Viele Menschen mit einer großen Veranlagung sind überzeugt davon, dass Sie ihre Fähigkeiten in die Wiege gelegt bekommen haben. Sie sehen keine Notwendigkeit darin, sich weiter zu entwickeln, denn sie sind ja schon besser als viele andere. Wie weit aber könnten es hoch talentierte Menschen bringen, wenn sie ihre Fähigkeiten weiter ausbauen würden? Mit einer besonderen Begabung begnadet zu sein ist das Eine, die Begabung zu etwas Besonderem zu machen das Andere. Begabung ist nicht gleich Exzellenz. Exzellenz erreicht man, indem man kontinuierlich an sich arbeite und sich verbessert. Das gilt auch für Hochbegabte. Wäre eine Anne-Sophie Mutter ohne tägliches intensives Training jemals die Jahrhundertgeigerin geworden die sie heute ist? Wie viele andere talentierte junge Geigerinnen gibt es wohl, die mit dem zufrieden sind was sie von Natur aus mitbekommen haben?
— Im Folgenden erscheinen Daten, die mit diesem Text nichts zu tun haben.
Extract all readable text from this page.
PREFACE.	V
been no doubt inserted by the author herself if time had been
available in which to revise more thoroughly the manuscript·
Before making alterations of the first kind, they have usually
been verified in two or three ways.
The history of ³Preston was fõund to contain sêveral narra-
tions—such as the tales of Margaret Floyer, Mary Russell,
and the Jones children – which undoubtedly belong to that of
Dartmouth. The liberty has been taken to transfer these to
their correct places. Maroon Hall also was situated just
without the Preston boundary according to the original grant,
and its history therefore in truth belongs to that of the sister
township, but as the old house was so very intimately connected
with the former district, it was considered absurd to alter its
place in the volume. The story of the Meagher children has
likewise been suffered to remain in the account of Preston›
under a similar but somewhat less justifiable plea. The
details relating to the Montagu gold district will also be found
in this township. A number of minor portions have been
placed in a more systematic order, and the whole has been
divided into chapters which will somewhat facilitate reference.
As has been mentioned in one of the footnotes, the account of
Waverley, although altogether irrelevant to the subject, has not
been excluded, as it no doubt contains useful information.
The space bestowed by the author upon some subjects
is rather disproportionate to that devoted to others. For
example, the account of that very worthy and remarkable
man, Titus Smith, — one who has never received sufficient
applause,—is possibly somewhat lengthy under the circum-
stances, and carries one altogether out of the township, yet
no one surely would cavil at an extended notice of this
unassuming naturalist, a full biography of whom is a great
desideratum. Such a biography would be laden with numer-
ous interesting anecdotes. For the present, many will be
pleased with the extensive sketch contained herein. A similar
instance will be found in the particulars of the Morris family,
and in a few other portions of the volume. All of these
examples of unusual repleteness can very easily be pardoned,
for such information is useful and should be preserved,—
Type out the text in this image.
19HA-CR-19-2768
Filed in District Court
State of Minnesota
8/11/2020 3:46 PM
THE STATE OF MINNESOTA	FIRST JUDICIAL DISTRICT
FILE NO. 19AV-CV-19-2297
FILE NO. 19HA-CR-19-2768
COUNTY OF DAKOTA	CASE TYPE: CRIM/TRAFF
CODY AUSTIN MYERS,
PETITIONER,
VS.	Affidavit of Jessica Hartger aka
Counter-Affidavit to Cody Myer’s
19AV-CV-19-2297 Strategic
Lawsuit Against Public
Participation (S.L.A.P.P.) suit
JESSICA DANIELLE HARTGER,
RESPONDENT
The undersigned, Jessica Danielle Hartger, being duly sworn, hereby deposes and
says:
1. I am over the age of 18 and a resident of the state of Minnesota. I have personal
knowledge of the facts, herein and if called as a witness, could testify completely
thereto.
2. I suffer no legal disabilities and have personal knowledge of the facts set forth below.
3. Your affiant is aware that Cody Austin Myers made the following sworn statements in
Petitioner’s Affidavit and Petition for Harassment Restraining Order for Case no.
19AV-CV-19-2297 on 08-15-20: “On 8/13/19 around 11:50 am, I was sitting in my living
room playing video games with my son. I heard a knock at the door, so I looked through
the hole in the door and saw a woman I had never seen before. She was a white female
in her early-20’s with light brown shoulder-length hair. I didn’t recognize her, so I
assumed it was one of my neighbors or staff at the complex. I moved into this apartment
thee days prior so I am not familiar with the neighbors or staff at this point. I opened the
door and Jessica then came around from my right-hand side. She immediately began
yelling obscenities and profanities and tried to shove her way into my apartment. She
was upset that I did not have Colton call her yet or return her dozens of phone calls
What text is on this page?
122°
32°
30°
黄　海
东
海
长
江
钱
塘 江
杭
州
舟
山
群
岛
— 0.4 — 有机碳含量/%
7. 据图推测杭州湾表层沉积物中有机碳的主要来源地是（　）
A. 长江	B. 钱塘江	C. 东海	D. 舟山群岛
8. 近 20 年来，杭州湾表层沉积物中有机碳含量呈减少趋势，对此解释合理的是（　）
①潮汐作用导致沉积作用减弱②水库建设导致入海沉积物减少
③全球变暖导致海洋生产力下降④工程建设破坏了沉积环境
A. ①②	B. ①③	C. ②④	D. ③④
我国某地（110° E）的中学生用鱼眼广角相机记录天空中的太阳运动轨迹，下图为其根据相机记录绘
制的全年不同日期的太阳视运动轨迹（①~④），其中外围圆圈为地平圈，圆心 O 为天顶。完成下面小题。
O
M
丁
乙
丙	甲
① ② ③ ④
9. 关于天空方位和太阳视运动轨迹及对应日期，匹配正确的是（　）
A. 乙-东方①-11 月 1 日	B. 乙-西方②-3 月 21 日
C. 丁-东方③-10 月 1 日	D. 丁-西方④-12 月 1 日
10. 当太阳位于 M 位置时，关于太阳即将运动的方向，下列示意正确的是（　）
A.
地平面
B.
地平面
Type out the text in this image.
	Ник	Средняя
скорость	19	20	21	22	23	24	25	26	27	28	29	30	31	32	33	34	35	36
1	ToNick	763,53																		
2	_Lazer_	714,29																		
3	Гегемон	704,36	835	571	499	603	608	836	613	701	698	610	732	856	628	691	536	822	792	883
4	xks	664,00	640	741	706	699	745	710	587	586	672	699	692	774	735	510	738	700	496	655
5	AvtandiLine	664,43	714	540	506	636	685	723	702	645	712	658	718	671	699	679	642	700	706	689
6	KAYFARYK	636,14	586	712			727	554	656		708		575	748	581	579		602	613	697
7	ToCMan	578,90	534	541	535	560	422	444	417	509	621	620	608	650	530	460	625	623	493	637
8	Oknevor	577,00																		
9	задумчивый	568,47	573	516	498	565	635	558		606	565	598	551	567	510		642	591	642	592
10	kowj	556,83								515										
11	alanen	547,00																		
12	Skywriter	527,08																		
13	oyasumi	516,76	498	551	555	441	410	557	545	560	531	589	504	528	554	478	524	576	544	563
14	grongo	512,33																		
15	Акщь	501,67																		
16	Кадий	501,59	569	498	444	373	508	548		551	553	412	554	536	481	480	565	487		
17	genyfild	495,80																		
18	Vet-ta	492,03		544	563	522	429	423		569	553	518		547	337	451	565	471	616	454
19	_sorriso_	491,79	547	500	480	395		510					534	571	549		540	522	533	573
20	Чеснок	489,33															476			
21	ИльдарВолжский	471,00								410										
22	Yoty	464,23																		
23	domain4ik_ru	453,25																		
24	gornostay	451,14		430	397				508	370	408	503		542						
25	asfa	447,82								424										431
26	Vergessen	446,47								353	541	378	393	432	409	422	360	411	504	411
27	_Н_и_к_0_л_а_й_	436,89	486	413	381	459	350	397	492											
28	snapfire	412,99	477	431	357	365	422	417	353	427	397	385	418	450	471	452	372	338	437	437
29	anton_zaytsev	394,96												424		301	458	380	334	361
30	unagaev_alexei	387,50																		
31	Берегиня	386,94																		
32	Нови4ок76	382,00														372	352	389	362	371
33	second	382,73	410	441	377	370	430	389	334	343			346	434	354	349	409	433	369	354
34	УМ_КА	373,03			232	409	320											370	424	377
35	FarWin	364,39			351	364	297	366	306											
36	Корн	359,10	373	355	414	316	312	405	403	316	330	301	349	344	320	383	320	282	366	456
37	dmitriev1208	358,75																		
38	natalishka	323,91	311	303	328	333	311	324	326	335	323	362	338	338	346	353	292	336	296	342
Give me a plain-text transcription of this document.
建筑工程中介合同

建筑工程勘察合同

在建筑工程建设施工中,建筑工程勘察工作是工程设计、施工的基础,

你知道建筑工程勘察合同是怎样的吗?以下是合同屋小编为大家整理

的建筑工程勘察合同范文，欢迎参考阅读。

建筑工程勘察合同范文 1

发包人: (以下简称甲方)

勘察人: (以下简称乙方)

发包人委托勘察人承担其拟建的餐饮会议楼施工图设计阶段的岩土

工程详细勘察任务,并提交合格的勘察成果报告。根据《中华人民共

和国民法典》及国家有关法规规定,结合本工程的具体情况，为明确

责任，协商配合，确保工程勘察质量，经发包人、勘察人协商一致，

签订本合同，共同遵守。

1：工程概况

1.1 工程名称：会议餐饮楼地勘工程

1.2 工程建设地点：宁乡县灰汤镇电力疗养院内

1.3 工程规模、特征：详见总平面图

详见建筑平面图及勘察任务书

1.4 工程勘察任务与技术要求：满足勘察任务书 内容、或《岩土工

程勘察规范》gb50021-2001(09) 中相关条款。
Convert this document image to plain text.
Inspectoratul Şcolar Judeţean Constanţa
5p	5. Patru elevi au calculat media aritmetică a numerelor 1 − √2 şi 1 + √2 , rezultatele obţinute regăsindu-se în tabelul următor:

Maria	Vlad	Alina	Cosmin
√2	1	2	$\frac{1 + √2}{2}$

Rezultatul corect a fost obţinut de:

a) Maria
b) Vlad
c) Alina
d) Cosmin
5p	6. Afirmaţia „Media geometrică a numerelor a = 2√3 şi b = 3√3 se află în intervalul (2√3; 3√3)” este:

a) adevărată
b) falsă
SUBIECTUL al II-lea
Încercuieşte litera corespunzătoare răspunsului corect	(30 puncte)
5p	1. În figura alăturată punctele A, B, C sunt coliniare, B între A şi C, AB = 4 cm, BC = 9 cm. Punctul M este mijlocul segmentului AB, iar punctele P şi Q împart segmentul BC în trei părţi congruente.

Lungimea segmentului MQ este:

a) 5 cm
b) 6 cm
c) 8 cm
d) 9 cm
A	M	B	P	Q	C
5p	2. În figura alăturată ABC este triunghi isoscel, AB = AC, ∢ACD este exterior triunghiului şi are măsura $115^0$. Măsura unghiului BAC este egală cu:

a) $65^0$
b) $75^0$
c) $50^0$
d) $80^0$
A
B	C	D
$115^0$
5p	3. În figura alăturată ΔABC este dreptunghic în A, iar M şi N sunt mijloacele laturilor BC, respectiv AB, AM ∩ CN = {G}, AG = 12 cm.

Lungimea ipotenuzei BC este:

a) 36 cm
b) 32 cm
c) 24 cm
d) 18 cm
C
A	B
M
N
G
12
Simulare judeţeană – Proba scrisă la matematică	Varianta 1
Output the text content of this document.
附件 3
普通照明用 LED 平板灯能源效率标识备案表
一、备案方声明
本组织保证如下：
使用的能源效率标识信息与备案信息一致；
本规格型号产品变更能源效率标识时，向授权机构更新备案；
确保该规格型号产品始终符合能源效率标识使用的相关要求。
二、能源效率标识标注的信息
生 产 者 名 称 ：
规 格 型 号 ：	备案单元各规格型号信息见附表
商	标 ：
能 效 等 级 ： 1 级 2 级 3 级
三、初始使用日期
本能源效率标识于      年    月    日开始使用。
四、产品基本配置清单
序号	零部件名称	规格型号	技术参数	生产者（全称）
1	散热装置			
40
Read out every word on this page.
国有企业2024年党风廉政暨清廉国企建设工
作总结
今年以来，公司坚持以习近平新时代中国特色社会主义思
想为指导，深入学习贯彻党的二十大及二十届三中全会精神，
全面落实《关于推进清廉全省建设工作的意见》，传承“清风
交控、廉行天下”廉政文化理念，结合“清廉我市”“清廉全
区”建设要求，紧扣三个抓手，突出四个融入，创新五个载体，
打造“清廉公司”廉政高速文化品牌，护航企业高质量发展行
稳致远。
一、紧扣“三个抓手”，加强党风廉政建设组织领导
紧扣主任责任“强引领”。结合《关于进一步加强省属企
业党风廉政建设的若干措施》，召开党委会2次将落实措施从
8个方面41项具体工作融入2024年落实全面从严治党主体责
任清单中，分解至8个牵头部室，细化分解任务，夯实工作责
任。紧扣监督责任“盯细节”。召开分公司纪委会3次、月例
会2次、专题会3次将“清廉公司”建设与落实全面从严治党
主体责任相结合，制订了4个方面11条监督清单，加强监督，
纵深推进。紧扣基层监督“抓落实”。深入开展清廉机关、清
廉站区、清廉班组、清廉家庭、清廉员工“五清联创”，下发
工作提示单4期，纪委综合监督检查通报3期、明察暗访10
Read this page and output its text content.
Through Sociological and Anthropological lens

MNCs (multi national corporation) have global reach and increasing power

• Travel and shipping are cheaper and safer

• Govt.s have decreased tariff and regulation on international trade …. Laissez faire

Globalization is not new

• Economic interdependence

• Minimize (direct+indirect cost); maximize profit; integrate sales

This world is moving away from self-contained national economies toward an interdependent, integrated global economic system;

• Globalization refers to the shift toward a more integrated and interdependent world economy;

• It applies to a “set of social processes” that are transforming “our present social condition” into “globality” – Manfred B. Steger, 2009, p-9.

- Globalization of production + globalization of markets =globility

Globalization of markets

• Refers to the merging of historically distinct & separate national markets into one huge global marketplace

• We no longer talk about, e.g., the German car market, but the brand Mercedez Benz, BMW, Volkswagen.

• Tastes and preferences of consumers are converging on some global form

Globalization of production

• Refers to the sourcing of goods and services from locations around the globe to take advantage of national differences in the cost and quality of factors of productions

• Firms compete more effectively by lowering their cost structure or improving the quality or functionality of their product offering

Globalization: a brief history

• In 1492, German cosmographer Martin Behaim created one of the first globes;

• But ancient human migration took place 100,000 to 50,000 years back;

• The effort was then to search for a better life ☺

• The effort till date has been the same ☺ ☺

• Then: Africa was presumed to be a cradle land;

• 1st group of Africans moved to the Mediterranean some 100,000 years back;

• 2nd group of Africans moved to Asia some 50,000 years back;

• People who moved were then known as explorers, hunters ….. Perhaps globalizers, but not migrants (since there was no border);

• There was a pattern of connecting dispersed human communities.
Wie vielen reicht es aus, in einem begrenzten Umfeld besser zu sein als die anderen, und sich darin zu sonnen, lieber der Star im Dorf zu sein, als sich der Konkurrenz zu stellen?

Wir alle tragen individuelle Glaubenssätze mit uns herum. Mir hat man in der Schule immer gesagt, ich wäre ein Lernversager. Nur: Niemand hat mir je erklärt, wir lernen funktioniert. Lernen habe ich erst nach der Schule gelernt, und plötzlich hat es Spaß gemacht, alles lernen zu können, was ich wollte. In unserem Bildungssystem läuft vieles schief. Der Fokus liegt darauf, ständig für Fächer lernen zu müssen, für die wir nicht brennen. Wenige Kinder wissen wie es ist, wenn sie Wissen auf einem Gebiet bekommen, das sie wirklich interessiert, in dem sie außergewöhnlich stark sind. Darauf wird im normalen Schulbetrieb kein Wert gelegt. Da muss man halt durch, das mussten die Generationen davor schließlich aus, und denen hat es auch nicht geschadet. Wenn die, die das sagen, nur wüßten! Viele derjenigen haben sich entweder arrangiert oder nicht weiter in sich hinein gehört. Stärken auszubauen gehört nicht zu den Zielen der schulischen Ausbildung, aber später ist das essentiell für die persönliche Entwicklung.

Deshalb tun Ausbilder und Arbeitgeber gut daran, das zu ändern. Unsere Mitarbeiter sollten das tun, in dem sie wirklich richtig gut sind und schnell Expertise aufbauen können. Man muss sie dorthin laufen lassen, wo sie den maximalen Nutzen für sich und die Kunden erbringen können. Dann wird der Betrieb erfolgreich bleiben.